White House Cuts Pandemic Programs to Fund Vaccines After Congress Cuts Off Money

The Biden administration is cutting back on pandemic programs to continue funding vaccines, The Washington Post reports.

The administration plans to redirect about $5 billion in existing funds to it can purchase new vaccines if they become available.

The administration also plans to use another $5 billion to buy therapeutics like Paxlovid.

Without the change, administration officials worried they would not be able to secure enough new vaccines or treatments if they become available this fall.

But even with the move, the White House may not have enough to secure vaccines for every American.

$10B in cuts:

The White House plans to cut the $10 billion from programs aimed at making tests available and initiatives to stockpile PPE and ventilators.

The cuts could also affect the Department of Health and Human Services’ research on new vaccines and treatments.

“We will continue doing our part to protect the American people,” White House press secretary Karine Jean-Pierre told reporters at her daily press briefing Tuesday. “We’ll use the few funds we have remaining to continue getting testing, treatments and vaccine out to Americans for as long as we can.”

Congress cuts off funds:

The move comes as Republicans in Congress refuse to authorize any additional pandemic funding.

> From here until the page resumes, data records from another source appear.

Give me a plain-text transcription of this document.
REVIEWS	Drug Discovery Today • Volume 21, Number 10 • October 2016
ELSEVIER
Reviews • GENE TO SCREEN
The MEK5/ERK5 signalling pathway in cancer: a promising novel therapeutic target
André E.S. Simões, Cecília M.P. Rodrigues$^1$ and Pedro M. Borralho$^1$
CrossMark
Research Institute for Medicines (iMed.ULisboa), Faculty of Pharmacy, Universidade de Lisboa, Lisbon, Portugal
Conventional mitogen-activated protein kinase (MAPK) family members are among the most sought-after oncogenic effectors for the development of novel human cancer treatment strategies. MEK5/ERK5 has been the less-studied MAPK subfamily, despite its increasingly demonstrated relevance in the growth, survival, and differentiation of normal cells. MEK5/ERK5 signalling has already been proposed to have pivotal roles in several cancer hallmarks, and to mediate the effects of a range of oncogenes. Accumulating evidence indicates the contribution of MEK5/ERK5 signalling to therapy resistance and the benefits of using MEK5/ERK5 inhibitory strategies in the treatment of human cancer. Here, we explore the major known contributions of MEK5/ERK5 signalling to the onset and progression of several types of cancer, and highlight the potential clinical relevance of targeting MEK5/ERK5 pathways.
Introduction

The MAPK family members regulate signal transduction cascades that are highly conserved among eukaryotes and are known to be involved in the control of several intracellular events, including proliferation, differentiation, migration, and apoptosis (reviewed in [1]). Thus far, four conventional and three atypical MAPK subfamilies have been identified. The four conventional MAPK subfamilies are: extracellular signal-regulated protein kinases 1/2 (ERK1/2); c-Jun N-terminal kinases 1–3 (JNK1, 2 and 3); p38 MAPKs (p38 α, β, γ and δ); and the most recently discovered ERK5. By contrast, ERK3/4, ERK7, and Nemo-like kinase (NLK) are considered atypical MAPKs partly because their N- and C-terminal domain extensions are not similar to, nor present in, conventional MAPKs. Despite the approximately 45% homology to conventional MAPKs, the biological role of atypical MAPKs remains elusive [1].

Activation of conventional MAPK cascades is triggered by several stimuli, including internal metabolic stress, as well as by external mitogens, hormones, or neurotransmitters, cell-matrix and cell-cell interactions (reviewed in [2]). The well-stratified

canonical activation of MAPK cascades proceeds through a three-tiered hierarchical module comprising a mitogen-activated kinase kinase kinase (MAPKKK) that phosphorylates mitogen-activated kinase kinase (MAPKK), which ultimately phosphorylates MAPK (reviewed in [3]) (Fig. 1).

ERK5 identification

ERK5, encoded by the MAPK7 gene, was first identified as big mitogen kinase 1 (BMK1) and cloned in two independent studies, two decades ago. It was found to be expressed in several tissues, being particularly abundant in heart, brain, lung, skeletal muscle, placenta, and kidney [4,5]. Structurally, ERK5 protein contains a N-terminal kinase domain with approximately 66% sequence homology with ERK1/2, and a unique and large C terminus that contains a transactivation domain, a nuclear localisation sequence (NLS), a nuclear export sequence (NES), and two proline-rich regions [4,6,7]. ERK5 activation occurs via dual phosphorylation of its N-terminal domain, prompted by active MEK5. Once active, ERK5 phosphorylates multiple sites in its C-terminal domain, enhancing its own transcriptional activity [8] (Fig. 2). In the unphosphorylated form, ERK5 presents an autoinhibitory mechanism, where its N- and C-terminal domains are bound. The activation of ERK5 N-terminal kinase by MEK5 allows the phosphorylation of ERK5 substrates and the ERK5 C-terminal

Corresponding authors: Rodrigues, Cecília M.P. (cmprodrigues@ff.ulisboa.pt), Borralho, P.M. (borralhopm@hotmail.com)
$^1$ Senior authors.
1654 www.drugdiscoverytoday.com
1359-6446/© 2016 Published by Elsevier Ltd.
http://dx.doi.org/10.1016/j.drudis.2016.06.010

The Biden administration in March asked for $22.5 billion in additional funding, which aides said likely would not be enough.

But GOP leaders demanded Biden instead repurpose leftover funds from the 2021 Covid relief bill.

Some moderate Republicans sought to find a compromise at around $10 billion but that was also shot down.

Ashish Jha, the pandemic response coordinator, expressed concern that the country is going to “run out of vaccines,” treatments and tests, particularly “in the late fall into winter, if we end up having a significant surge of infections.”

“We don’t have the resources to buy those things. And those purchases need to be made now. They cannot be made in the fall,” Jha told reporters. “So if you’re wondering what is it that really worries me — I think we have the tools for the summer. We will not have the tools for the fall and winter, unless Congress steps up and funds us.”